After Escape from New York, I felt underwhelmed. Maybe it was because of the relatively small budget, maybe it was the technology limitations, or maybe it was a whole host of other reasons, but it seemed as if the action scenes never lived up to the potential that they had. It could have been an incredibly fun and unique adventure, but most of the former dissipated because all of the things in the film were rudimentary.
I mention this for two reasons. First, because Escape from New York is Escape from L.A.‘s predecessor. Yes, after more than 15 years, there was a sequel. Second, the sequel fixes this problem. I’m leaning toward the low budget being the reason that we didn’t have great action scenes, as Escape from L.A. was given a $50 million budget, and we get much more impressive action scenes this time along. In many ways, Escape from L.A. plays out like a remake because of how much material seems stolen from the earlier film, and yet because it’s bigger and more entertaining, I’m inclined to call it better, even if it is very derivative of its New York iteration.
The premise this time around involves an earthquake separating Los Angeles from the rest of the United States. Because that’s apparently a bad thing, the new government decides to use it as a place to hold all of the morally corrupt people its police force captures. So, yes, it’s more or less the exact same thing that was tried in New York in the first film. Not much mention is made about what happened to that city, although presumably, it still exists. I wager that since the government is now arresting people for wearing a fur coat or other such blasphemies, it needed more room.
Somehow, despite managing to evade authorities for years, Snake Plissken (Kurt Russell) is once again captured. He gets told that he has another choice: Either be thrown into L.A., or rescue the MacGuffin that is within it. He chooses the latter, and is, this time, given a 10 hour time limit. The MacGuffin isn’t the President of the United States this time, though, it’s a device that could wipe out all electricity on the planet with the push of a button. The president’s daughter, Utopia (A.J. Langer) stole it from her father, and is hiding inside Los Angeles with her boyfriend, Cuervo Jones (Georges Corraface), who functions just like the Duke from New York.

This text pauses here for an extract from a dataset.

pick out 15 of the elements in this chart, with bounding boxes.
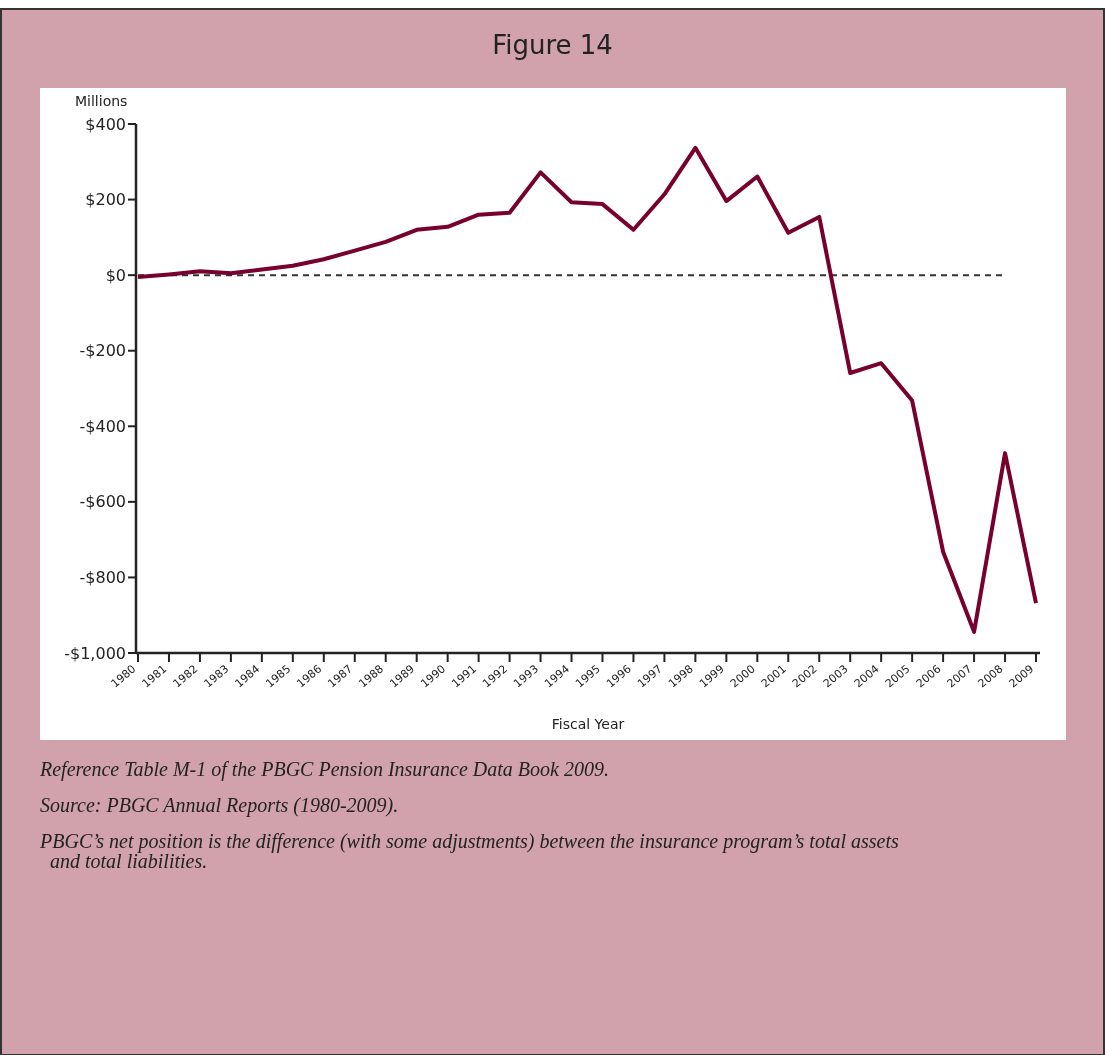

Once again, Snake meets a bunch of secondary characters along the way. Most of them come and go as the film pleases, which is too bad, because I thought some of them were actually interesting. Steve Buscemi turns up as a man who may work for Cuervo, or might not. Peter Fonda plays a surfer who only has a couple of scenes, but is involved in one very impressive action scene, while Pam Grier and Bruce Campbell also show up in secondary roles. I would argue that’s a better cast than the first film. And unlike in New York, I didn’t find most of them annoying and taking away from the main character, Snake.
I also found the plot to be better paced. Maybe it’s because there was a lot more to look at because the action scenes were much more impressive, but it seemed as if there were far fewer dull moments. In the first film, Snake spent a lot of time just wandering around trying to figure out where he was going. This time, he has much more of a focus and gets to do a lot more. He doesn’t look bored while he’s performing a motorcycle race, surfing a tsunami or, in the film’s most comedic action scene, shooting a basketball.
What’s even more shocking is that something as silly as that final example actually is very thrilling. I was tense throughout that entire challenge (you’ll see exactly what he has to do when you watch this film), and I probably held my breath the entire time he was on the court. Yes, it’s cheesy, as are many other scenes in the film, but the action is pulse-pounding regardless.
Unfortunately, unless you wanted a bigger and more explosive version of Escape from New York, you’ll probably be somewhat disappointed in this film. Its characters have less depth, most of this film is a retread of the first, and it is even cheesier. I didn’t mind all of this, though, as what I wanted was the same film with better action scenes. That was the biggest issue I had with the first film, and since this one kept me more entertained with its action, I couldn’t have been happier while watching it after being letdown by Escape from New York.
However, you can’t call Escape from L.A. “unique,” which was the biggest strength that its predecessor had. Everything is derivative, largely from the earlier installment, and as a result, nothing feels fresh. Apart from the action scenes, which are generally quite impressive, the film also feels cheaper, despite having a budget multiple times in size. I’m not sure what did it — possibly the reliance on more green screens and CGI — but the look of the film didn’t seem as authentic as the earlier film did.
I had a lot of fun with Escape from L.A. Sure, it isn’t as unique as it was when our setting was New York, but the potential that wasn’t reached last time seemed to be fully realized this time around. The action scenes were just so much better, and this led to the characters — and us, by extension — not feeling bored. Snake Plissken gets to do a lot more in this film, and that led to it being an enjoyable experience.